Vukile’s property portfolio has breached the R50bn mark for the first time in the group’s history, with 65% of these assets outside SA.
The company closed the year to end-March with an investment portfolio of 33 urban, commuter, township and rural malls in SA, 15 shopping centres and retail parks in Spain and five shopping centres in Portugal.
Its Spanish assets are held in the Madrid-listed subsidiary Castellana, in which Vukile has a 99.5% interest. Castellana has about R33bn in assets.
“During the year, Vukile grasped a golden window of opportunity that expanded its Iberian direct asset base by nearly 60%, consolidating its footprint across two of Europe’s most resilient consumer economies,” the group said, after the release of its annual results.
“Now, 65% of the group’s assets and an expected 60% of its net property income is derived offshore.”
Valued at R16.7bn, Vukile describes its SA portfolio as “defensive”.
Vukile reported gross property revenue of R4.4bn for the year to end-March, up 9.4%, while profit more than doubled to R3.2bn.
Headline earnings per share (HEPS) were 20.7% higher at 158.59c and total funds from operations amounted to 158.8c. A final dividend of 76.5c per share was declared for the year.
The group said the 2025 financial year had been a transformative year, highlighting the company’s focused growth strategy in action.
The group expects to deliver growth in funds from operations (FFO) and dividend per share of at least 8% for the 2026 financial year, after reporting a 6% rise in dividend in 2025.
Vukile CEO Laurence Rapp said Castellana’s on-the-ground presence and expertise has added substantial value to the Iberian portfolio.
“This year has been one of rapid growth in the region, and our priority is to crystallise potential in our newly acquired assets and deepen value within our existing footprint,” he said.

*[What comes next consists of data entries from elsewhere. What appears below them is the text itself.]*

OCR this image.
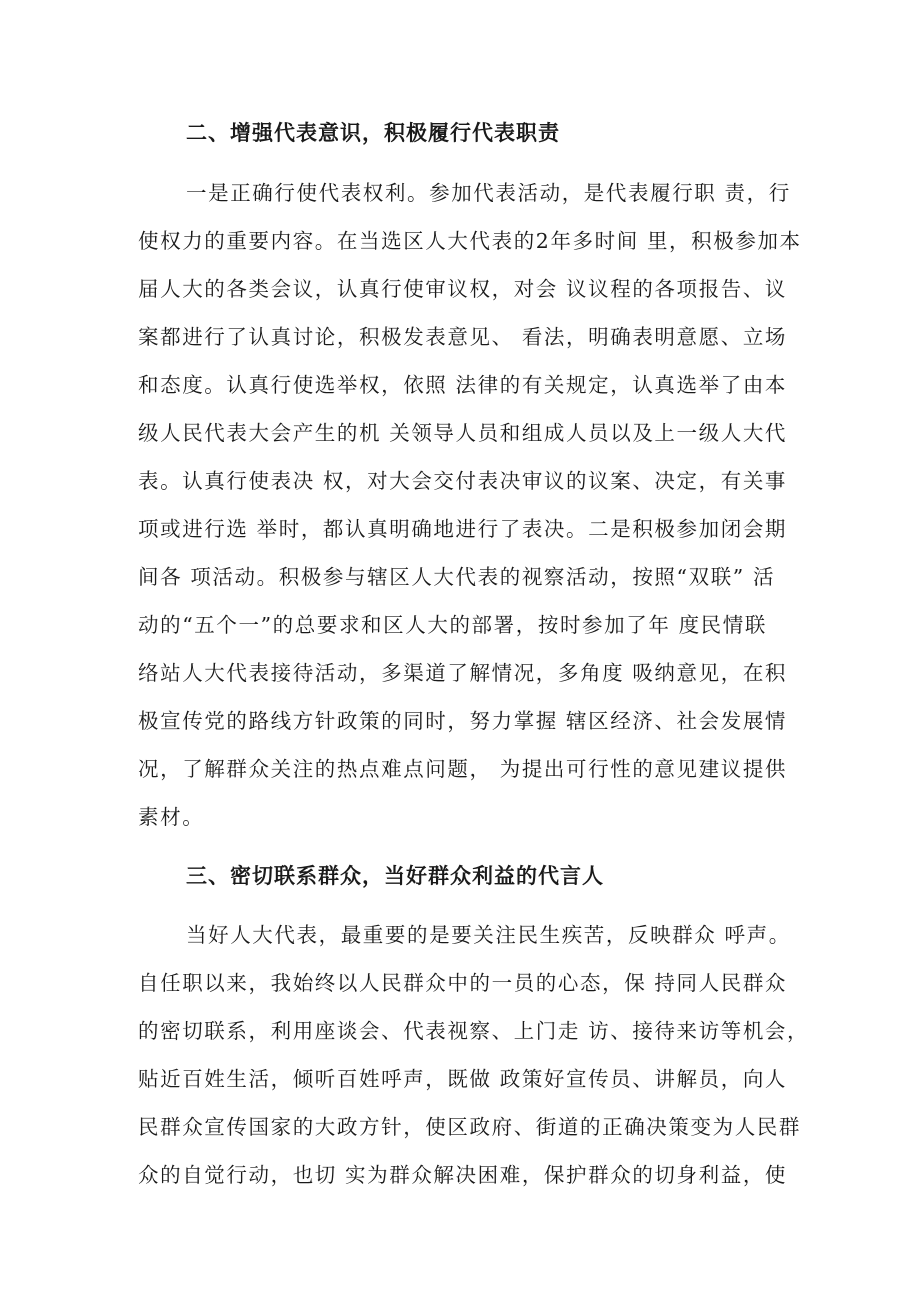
二、增强代表意识，积极履行代表职责

一是正确行使代表权利。参加代表活动，是代表履行职 责，行

使权力的重要内容。在当选区人大代表的2年多时间 里，积极参加本

届人大的各类会议，认真行使审议权，对会 议议程的各项报告、议

案都进行了认真讨论，积极发表意见、 看法，明确表明意愿、立场

和态度。认真行使选举权，依照 法律的有关规定，认真选举了由本

级人民代表大会产生的机 关领导人员和组成人员以及上一级人大代

表。认真行使表决 权，对大会交付表决审议的议案、决定，有关事

项或进行选 举时，都认真明确地进行了表决。二是积极参加闭会期

间各 项活动。积极参与辖区人大代表的视察活动，按照“双联” 活

动的“五个一”的总要求和区人大的部署，按时参加了年 度民情联

络站人大代表接待活动，多渠道了解情况，多角度 吸纳意见，在积

极宣传党的路线方针政策的同时，努力掌握 辖区经济、社会发展情

况，了解群众关注的热点难点问题， 为提出可行性的意见建议提供

素材。

三、密切联系群众，当好群众利益的代言人

当好人大代表，最重要的是要关注民生疾苦，反映群众 呼声。

自任职以来，我始终以人民群众中的一员的心态，保 持同人民群众

的密切联系，利用座谈会、代表视察、上门走 访、接待来访等机会，

贴近百姓生活，倾听百姓呼声，既做 政策好宣传员、讲解员，向人

民群众宣传国家的大政方针，使区政府、街道的正确决策变为人民群

众的自觉行动，也切 实为群众解决困难，保护群众的切身利益，使
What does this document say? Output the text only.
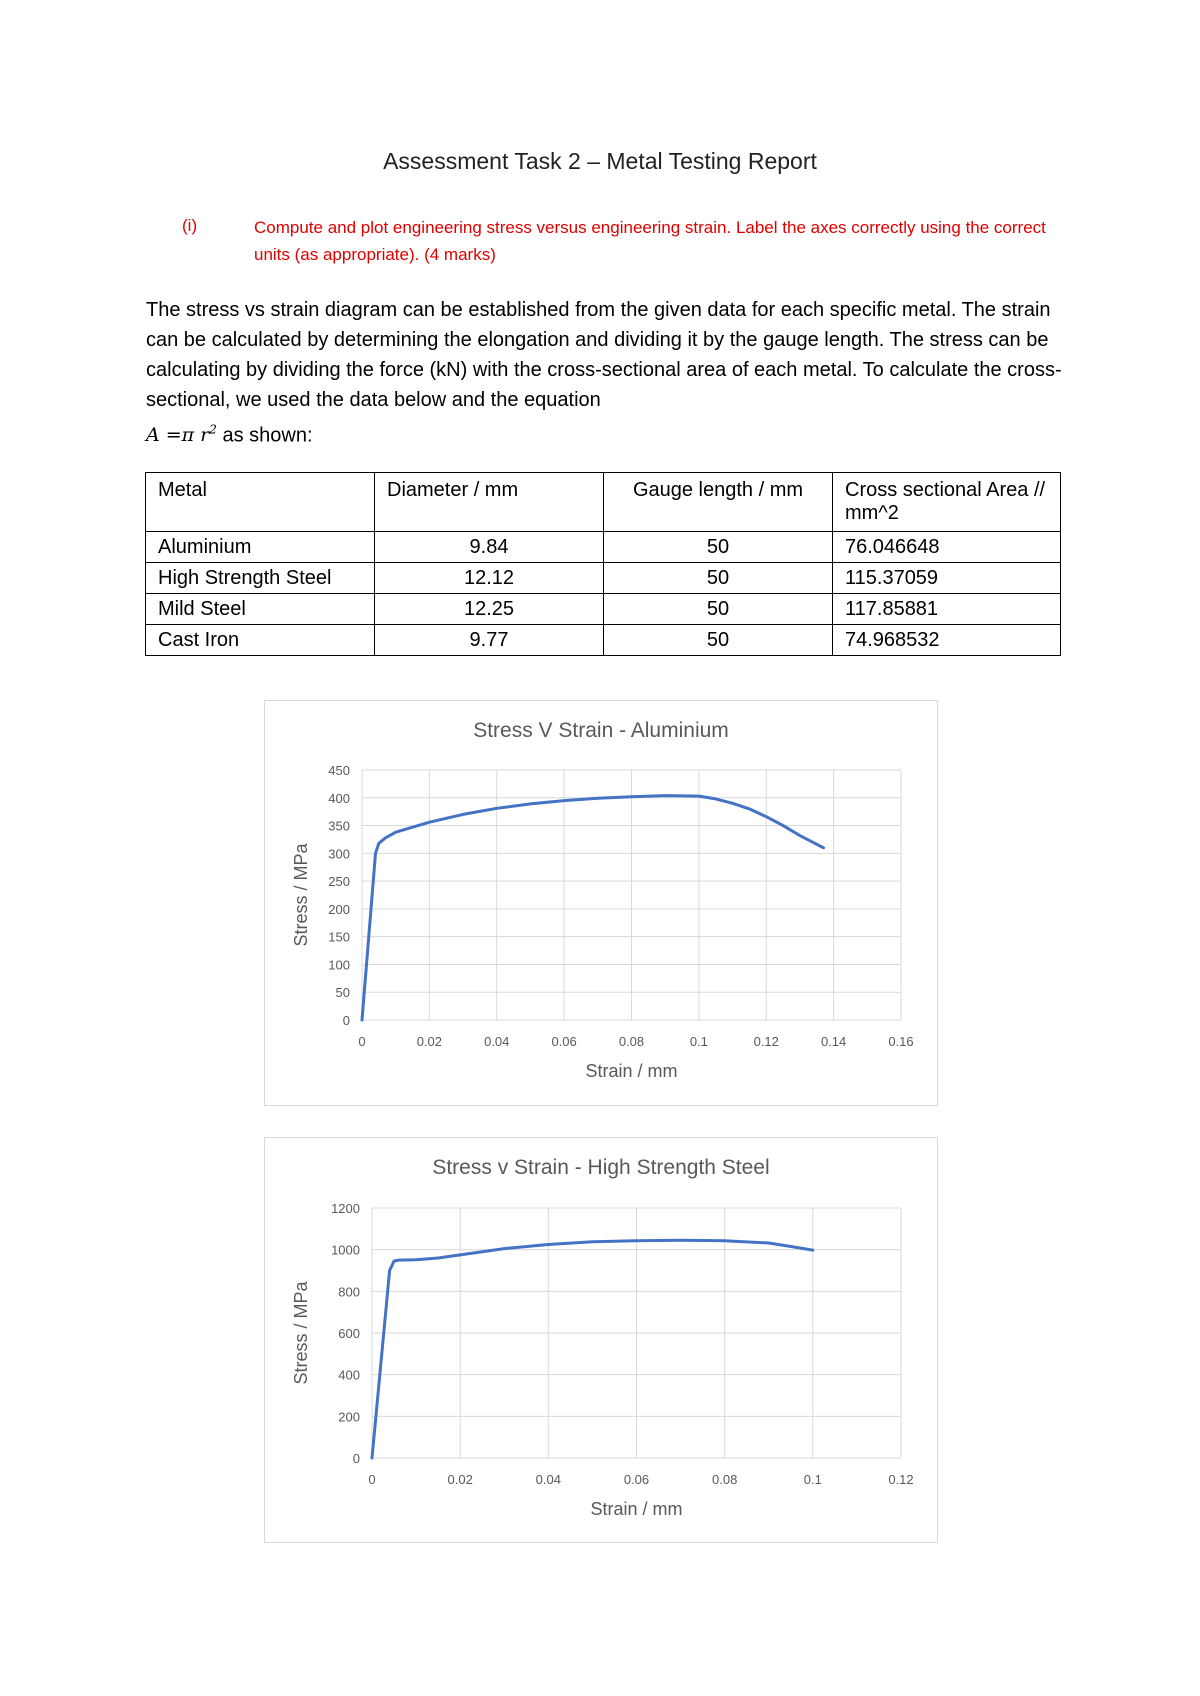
Assessment Task 2 – Metal Testing Report
(i)	Compute and plot engineering stress versus engineering strain. Label the axes correctly using the correct units (as appropriate). (4 marks)
The stress vs strain diagram can be established from the given data for each specific metal. The strain can be calculated by determining the elongation and dividing it by the gauge length. The stress can be calculating by dividing the force (kN) with the cross-sectional area of each metal. To calculate the cross-sectional, we used the data below and the equation
A =π $r^2$ as shown:
Metal	Diameter / mm	Gauge length / mm	Cross sectional Area // mm^2
Aluminium	9.84	50	76.046648
High Strength Steel	12.12	50	115.37059
Mild Steel	12.25	50	117.85881
Cast Iron	9.77	50	74.968532
Stress V Strain - Aluminium
0
50
100
150
200
250
300
350
400
450
0	0.02	0.04	0.06	0.08	0.1	0.12	0.14	0.16
Strain / mm
Stress / MPa
Stress v Strain - High Strength Steel
0
200
400
600
800
1000
1200
0	0.02	0.04	0.06	0.08	0.1	0.12
Strain / mm
Stress / MPa
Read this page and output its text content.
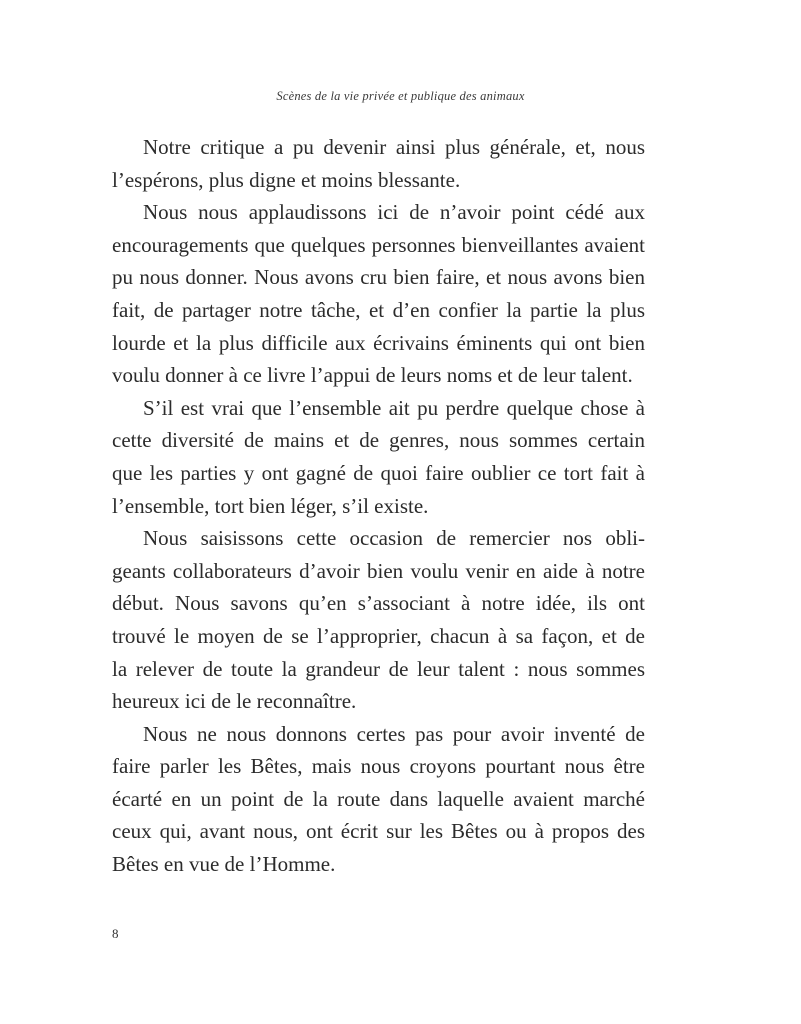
Scènes de la vie privée et publique des animaux
Notre critique a pu devenir ainsi plus générale, et, nous
l’espérons, plus digne et moins blessante.
Nous nous applaudissons ici de n’avoir point cédé aux
encouragements que quelques personnes bienveillantes avaient
pu nous donner. Nous avons cru bien faire, et nous avons bien
fait, de partager notre tâche, et d’en confier la partie la plus
lourde et la plus difficile aux écrivains éminents qui ont bien
voulu donner à ce livre l’appui de leurs noms et de leur talent.
S’il est vrai que l’ensemble ait pu perdre quelque chose à
cette diversité de mains et de genres, nous sommes certain
que les parties y ont gagné de quoi faire oublier ce tort fait à
l’ensemble, tort bien léger, s’il existe.
Nous saisissons cette occasion de remercier nos obli-
geants collaborateurs d’avoir bien voulu venir en aide à notre
début. Nous savons qu’en s’associant à notre idée, ils ont
trouvé le moyen de se l’approprier, chacun à sa façon, et de
la relever de toute la grandeur de leur talent : nous sommes
heureux ici de le reconnaître.
Nous ne nous donnons certes pas pour avoir inventé de
faire parler les Bêtes, mais nous croyons pourtant nous être
écarté en un point de la route dans laquelle avaient marché
ceux qui, avant nous, ont écrit sur les Bêtes ou à propos des
Bêtes en vue de l’Homme.
8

“Vukile is in a strong position, underpinned by a clear strategy, a proven operating platform, a strong balance sheet, high-quality assets and disciplined capital management.”
In its SA portfolio, the group reported like-for-like retail net operating income growth of 6.4% with retail vacancies lowered to 1.7%. The like-for-like retail portfolio value increased by 8.5%. It installed 36MWp of solar power, which generates 27% of electricity in the portfolio.
In Spain and Portugal it reported portfolio occupancy of 98.4% and positive rental reversions of 17.3%, with 95% of retail space let to international and national tenants.

During the year the group acquired and repositioned the Mall of Mthatha. In its Iberian portfolio, it exited from Lar Espana, generating a capital gain of €82m and acquired four shopping centres in Portugal for a combined value of €260m. It also acquired the flagship Bonaire Shopping Centre in Valencia, Spain, for €305m.
Post year-end Vukile acquired Forum Madeira in Portugal for €63m.
The corporate activity during the year laid a strong foundation for continued growth, the group said.
For the year to end-March 2026, Vukile’s upgraded expectation and guidance is to deliver growth in FFO per share and dividend per share of at least 8%, equating to FFO per share of at least 171.5c and a full-year dividend per share of at least 142.2c.
Independent property analyst Keillen Ndlovu said: “Over the past few years, Vukile has been the most proactive Reit in looking for opportunities, with its offshore expansion, capital allocation and equity and debt issuances through the bond market.”